Le quasi-usufruit : un mécanisme particulier du droit de propriété
Le quasi-usufruit est une variété particulière d’usufruit qui porte sur des choses consomptibles, c’est-à-dire celles qui se détruisent par l’usage même que l’on en fait, comme l’argent, les grains ou les boissons. Contrairement à l’usufruit classique, l’usufruitier n’est pas tenu de conserver la substance du bien. Il peut consommer librement la chose dont il a l’usufruit, mais les droits du nu-propriétaire ne disparaissent pas pour autant : ils sont reportés sur un bien équivalent. Concrètement, le nu-propriétaire devient titulaire d’une créance de restitution exigible à l’extinction de l’usufruit.
Cette particularité confère au quasi-usufruit une place importante en droit patrimonial. Il accroît les prérogatives de l’usufruitier, qui peut disposer de la chose comme s’il en était propriétaire, tout en maintenant une créance au profit du nu-propriétaire.
Le quasi-usufruit peut avoir une origine légale ou volontaire. Lorsqu’il trouve son fondement dans la loi, il s’applique notamment à l’usufruit successoral du conjoint et porte par nature sur des biens consomptibles, comme une somme d’argent comprise dans une succession. Mais il peut aussi être constitué par la volonté des parties, ce qui en fait un outil largement utilisé en gestion de patrimoine.
La convention des parties permet en effet d’investir en usufruit une personne qui n’y aurait pas droit en vertu de la loi. Ainsi, un concubin ou un partenaire pacsé peut être gratifié d’un quasi-usufruit par testament, par exemple sur des comptes bancaires. De la même manière, les époux peuvent organiser contractuellement un démembrement déjà prévu par le législateur, comme dans le cadre d’une donation entre époux précisant les obligations de l’usufruitier.
Toutefois, le recours au quasi-usufruit n’est pas neutre. En choisissant ce mécanisme, le nu-propriétaire ne conserve plus qu’un droit de créance, ce qui fragilise sa position. Cette fragilité est renforcée par l’absence de garanties automatiques. L’article 601 du Code civil prévoit que l’usufruitier doit fournir caution, sauf dispense expresse prévue dans l’acte constitutif. Or, dans les cas de réserve d’usufruit, il est fréquent que l’usufruitier en soit dispensé, ce qui réduit la sécurité juridique du nu-propriétaire. Dès lors, il est essentiel que la convention de démembrement soit rédigée par acte authentique, afin d’assurer la preuve de la créance et de protéger les droits des héritiers.

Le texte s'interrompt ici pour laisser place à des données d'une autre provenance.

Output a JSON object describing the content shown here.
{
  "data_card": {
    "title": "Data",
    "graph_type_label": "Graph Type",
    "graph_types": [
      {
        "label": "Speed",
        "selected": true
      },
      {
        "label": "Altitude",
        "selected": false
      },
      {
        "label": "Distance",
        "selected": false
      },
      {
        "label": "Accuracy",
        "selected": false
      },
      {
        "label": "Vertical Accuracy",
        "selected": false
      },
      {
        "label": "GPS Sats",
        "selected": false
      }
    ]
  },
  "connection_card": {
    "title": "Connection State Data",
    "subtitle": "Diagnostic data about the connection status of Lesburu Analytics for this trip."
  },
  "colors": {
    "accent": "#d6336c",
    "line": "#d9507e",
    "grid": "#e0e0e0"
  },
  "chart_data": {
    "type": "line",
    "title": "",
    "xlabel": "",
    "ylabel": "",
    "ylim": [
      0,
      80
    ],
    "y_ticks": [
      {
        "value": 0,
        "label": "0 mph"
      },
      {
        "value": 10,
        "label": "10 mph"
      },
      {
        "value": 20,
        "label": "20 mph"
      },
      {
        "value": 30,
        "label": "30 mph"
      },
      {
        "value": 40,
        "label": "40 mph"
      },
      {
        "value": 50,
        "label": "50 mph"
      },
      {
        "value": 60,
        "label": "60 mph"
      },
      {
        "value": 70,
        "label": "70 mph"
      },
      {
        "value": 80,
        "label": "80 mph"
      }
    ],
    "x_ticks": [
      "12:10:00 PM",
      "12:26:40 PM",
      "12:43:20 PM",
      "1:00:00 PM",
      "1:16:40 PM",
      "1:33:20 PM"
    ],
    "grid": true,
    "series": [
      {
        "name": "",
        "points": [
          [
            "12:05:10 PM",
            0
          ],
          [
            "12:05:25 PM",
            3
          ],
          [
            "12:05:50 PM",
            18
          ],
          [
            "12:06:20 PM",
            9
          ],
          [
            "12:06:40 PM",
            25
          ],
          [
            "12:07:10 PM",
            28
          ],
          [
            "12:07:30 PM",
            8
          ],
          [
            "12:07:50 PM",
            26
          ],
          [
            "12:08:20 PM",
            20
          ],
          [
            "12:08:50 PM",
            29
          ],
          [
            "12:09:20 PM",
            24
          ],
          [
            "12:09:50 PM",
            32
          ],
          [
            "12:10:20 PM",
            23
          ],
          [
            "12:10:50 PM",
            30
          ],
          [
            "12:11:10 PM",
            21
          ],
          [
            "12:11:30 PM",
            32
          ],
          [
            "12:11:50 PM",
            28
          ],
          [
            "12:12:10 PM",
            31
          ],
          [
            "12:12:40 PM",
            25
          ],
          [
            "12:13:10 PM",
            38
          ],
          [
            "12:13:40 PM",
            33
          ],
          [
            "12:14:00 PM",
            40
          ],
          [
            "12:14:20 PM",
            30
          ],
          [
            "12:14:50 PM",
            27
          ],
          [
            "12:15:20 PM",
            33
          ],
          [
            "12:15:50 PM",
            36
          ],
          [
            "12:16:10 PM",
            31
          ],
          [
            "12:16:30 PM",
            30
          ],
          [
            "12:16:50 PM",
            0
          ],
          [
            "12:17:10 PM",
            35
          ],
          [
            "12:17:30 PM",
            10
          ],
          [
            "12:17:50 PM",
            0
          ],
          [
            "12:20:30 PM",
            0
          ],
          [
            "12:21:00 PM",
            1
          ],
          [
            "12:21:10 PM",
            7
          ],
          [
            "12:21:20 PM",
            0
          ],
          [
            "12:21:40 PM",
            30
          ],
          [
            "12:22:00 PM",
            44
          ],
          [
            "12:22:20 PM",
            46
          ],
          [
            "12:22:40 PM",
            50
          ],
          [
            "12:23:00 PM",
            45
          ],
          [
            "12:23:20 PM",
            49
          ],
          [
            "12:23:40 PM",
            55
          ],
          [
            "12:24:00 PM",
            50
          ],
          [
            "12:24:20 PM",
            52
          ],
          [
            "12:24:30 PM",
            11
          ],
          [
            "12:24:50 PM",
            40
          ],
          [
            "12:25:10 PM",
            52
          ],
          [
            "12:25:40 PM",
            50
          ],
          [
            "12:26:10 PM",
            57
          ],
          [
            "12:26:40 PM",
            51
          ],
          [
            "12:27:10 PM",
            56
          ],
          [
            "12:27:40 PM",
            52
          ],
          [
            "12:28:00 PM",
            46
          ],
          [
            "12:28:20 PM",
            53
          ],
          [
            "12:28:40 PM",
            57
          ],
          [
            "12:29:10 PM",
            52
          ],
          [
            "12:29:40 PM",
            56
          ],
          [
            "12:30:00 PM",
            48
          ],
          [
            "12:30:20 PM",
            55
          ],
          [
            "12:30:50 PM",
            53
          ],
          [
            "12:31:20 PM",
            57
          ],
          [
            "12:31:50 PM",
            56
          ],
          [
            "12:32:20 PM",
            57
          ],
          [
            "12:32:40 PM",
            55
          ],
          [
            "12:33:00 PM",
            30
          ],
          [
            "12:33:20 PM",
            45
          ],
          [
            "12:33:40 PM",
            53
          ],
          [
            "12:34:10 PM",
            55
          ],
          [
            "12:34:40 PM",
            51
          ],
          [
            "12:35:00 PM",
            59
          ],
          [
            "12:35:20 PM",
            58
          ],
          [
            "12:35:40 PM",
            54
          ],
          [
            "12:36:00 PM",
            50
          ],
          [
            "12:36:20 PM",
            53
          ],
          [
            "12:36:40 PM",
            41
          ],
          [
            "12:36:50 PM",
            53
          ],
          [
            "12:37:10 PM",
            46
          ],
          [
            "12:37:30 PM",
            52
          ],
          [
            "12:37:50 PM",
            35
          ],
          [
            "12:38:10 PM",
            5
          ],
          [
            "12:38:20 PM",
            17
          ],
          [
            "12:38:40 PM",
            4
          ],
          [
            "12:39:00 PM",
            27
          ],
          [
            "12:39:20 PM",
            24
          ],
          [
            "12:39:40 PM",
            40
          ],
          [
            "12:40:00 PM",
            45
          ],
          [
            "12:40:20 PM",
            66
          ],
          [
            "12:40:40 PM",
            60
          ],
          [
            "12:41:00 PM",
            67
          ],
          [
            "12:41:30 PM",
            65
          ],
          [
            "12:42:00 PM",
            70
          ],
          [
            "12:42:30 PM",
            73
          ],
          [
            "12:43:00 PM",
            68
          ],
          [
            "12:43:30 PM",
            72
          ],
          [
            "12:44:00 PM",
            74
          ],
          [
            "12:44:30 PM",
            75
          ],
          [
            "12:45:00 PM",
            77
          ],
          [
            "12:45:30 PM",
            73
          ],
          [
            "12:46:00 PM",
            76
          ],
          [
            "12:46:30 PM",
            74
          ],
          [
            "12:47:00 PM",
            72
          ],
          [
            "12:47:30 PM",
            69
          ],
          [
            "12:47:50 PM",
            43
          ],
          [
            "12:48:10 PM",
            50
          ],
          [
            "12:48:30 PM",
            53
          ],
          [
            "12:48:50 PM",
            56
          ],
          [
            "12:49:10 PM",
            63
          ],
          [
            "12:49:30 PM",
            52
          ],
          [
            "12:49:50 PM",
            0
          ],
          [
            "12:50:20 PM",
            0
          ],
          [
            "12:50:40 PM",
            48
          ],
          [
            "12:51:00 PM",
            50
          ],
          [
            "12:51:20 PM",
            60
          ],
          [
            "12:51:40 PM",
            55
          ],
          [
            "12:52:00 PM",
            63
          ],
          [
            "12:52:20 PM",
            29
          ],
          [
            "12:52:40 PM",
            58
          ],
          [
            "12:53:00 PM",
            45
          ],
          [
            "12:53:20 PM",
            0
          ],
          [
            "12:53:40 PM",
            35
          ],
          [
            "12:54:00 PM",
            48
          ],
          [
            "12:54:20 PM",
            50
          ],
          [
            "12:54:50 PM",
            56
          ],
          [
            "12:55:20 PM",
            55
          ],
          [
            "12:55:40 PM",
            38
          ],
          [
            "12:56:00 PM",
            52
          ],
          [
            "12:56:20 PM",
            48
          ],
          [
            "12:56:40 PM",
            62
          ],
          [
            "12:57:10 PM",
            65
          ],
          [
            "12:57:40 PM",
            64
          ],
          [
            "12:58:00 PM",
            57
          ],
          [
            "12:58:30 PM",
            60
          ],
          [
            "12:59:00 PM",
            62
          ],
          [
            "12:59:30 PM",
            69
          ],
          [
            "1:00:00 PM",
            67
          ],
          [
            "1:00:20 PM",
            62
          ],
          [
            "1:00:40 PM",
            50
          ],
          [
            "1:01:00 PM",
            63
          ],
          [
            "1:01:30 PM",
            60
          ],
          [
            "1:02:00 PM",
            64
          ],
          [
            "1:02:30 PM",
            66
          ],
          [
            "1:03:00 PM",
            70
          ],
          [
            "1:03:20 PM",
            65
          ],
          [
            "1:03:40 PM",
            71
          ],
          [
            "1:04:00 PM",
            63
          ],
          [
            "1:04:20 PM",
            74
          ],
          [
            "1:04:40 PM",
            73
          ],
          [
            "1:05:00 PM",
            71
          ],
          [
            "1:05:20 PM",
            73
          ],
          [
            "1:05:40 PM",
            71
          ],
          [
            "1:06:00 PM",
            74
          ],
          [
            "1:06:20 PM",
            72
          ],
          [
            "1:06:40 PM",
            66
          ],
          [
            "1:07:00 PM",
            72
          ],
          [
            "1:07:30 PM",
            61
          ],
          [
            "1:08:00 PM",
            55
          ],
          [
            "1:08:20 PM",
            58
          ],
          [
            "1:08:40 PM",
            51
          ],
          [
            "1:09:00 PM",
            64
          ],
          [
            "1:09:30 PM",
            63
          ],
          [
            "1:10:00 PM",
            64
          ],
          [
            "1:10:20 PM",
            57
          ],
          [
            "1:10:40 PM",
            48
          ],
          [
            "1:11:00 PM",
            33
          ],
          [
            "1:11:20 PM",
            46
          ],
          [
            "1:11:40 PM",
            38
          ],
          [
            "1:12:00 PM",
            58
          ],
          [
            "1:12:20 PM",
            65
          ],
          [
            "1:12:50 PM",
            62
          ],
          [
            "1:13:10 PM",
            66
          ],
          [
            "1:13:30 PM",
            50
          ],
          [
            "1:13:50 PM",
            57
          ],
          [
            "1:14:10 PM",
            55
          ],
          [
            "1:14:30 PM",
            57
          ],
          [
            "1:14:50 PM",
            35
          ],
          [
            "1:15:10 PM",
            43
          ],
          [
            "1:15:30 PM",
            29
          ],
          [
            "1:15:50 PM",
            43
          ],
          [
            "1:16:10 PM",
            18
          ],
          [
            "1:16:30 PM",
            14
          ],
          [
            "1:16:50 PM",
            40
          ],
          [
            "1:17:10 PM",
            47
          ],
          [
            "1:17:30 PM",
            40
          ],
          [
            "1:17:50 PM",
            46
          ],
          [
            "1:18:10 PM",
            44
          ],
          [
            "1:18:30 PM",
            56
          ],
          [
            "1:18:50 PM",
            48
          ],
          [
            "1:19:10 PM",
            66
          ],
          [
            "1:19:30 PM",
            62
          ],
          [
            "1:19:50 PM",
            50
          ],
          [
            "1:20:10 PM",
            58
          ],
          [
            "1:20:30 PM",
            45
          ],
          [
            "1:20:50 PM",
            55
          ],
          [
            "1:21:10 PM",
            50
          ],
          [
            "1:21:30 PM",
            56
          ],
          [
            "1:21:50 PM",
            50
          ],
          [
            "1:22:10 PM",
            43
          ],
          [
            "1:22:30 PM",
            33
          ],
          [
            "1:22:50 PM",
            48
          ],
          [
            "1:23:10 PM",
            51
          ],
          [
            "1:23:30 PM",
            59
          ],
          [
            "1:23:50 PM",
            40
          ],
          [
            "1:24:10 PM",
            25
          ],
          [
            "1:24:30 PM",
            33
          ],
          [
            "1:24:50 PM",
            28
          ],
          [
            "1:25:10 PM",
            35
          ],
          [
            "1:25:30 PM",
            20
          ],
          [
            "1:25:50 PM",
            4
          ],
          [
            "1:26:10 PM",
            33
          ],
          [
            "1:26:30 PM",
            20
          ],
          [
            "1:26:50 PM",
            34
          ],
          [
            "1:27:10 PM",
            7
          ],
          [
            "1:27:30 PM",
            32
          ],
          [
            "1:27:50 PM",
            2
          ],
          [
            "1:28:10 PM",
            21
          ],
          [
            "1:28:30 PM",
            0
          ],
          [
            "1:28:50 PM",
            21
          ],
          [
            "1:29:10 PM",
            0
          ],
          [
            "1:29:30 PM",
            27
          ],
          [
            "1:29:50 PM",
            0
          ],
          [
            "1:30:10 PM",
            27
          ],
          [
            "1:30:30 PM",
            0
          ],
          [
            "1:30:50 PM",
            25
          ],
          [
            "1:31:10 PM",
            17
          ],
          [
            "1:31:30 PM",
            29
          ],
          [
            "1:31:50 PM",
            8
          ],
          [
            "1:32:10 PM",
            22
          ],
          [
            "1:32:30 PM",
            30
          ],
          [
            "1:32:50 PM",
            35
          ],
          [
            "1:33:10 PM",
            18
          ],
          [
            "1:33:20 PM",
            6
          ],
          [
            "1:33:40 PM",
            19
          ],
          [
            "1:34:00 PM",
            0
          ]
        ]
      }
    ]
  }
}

La protection du nu-propriétaire repose essentiellement sur la preuve de l’existence de sa créance de restitution ou sur la sanction de l’abus de jouissance de l’usufruitier, par exemple en cas de dilapidation ou de dégradations.
Le quasi-usufruit trouve une illustration concrète dans les stratégies successorales, notamment à travers l’assurance vie. Il est fréquent qu’un assuré désigne son conjoint comme bénéficiaire en quasi-usufruit et ses enfants comme nus-propriétaires. Dans ce cas, le conjoint survivant jouit librement des capitaux comme s’il en était propriétaire, tandis que les enfants, au décès du conjoint, deviennent créanciers de la succession pour un montant équivalent à la valeur reçue.
Sur le plan fiscal, la dette de restitution attachée au quasi-usufruit constitue un passif successoral déductible. L’article 768 et l’article 773, 2° du Code général des impôts, ainsi que la jurisprudence de la Cour de cassation (Com., 4 décembre 1984, n° 9105 et Com., 6 mai 1991, n° 89-18815), confirment ce principe. Toutefois, la déductibilité est soumise à des conditions strictes. La dette doit avoir été constatée par acte authentique, ou par acte sous seing privé ayant date certaine antérieure à l’ouverture de la succession. De plus, les héritiers doivent établir la sincérité de la dette et prouver son existence effective au jour de la succession.
Le quasi-usufruit apparaît ainsi comme un outil souple et puissant d’organisation patrimoniale et successorale. Il permet de concilier la protection du conjoint survivant, qui bénéficie d’une jouissance élargie des biens, avec les droits des enfants nus-propriétaires qui disposent d’une créance de restitution. Mais il exige rigueur et précaution dans sa mise en place, afin de garantir la sécurité juridique et fiscale de l’opération.